Of course the racists themselves recognised this straight away. That is why the march won the fulsome endorsement of the BNP; an endorsement the organisers did not reject. The unionists also recognise this. However, they frame their prejudices in terms of community rights. While they do not overtly endorse racism, they defend loyalists “right” to march and to intimidate anyone who dares challenge them. Jim Rodgers could therefore ring his hands over the “big disappointment” of the Parades Commission decision and assure everyone that the organisers of the parade were “very respectable” and not “trying to cause offence”. He even offered some friendly advice to the organisers, urging them to move the parade to after Christmas so as not to disrupt the business of city centre traders. Obviously, the Lord Mayor is more concerned with the profits of high street stores than the victims of racist intimidation.

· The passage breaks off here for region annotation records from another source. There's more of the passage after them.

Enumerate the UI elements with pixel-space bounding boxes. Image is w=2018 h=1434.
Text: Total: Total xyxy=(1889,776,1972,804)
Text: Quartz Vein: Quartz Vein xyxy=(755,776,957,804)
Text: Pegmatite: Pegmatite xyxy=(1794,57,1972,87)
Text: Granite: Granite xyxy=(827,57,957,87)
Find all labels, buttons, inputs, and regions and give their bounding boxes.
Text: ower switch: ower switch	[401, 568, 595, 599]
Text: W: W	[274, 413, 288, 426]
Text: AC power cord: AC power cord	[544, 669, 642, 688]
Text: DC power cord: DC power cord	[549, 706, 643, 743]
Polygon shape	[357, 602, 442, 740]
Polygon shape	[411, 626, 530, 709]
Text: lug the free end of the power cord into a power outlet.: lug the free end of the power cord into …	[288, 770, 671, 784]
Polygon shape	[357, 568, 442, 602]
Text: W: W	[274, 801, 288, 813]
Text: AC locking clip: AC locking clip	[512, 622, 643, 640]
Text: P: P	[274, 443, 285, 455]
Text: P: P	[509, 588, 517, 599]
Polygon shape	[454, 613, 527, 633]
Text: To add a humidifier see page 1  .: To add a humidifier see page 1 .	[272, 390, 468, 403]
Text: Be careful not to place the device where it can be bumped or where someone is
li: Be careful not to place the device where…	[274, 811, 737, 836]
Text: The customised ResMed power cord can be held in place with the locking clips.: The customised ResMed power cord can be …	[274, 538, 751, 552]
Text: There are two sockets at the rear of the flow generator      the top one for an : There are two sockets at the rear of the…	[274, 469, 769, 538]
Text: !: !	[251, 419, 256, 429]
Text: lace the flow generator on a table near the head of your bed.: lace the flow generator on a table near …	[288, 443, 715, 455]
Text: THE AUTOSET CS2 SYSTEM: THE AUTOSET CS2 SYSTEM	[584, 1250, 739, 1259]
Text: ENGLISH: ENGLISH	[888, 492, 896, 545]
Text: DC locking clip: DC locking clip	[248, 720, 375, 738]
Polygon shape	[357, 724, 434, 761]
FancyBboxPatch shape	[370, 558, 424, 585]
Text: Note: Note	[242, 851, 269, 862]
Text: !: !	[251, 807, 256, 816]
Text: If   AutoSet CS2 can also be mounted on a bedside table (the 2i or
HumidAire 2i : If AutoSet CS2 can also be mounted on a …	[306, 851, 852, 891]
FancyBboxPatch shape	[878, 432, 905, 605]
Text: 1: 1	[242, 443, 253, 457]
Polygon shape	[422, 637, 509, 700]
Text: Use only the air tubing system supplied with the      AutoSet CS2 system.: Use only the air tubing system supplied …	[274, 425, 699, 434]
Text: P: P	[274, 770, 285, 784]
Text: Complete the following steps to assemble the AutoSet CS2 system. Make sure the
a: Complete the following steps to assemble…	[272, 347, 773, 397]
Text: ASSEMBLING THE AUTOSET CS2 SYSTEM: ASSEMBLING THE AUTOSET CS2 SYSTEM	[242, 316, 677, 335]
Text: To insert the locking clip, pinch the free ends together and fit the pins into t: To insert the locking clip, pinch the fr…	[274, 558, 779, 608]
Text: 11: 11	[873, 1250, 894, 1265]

While this episode is sickening it is not unique. Over the last number of years loyalists have regularly engaged in acts of racist violence and intimidation, always accompanied by justifications from unionists. However, because of the imperatives of the peace process which demand that every prejudice be accepted as some form legitimate community expression, racism goes largely unchallenged.

Saturday, November 10, 2007

Welcome

Welcome to the Socialist Democracy blog. It will offer commentary from a socialist perspective on Irish society and politics. The articles on this blog will be shorter than those on our website and will be updated on a more regular basis. However, like our website, the articles posted will reflect the viewpoint of our organisation. We hope than our readers will take advantage of the interactive features of the blog format and post their own comments on what appears.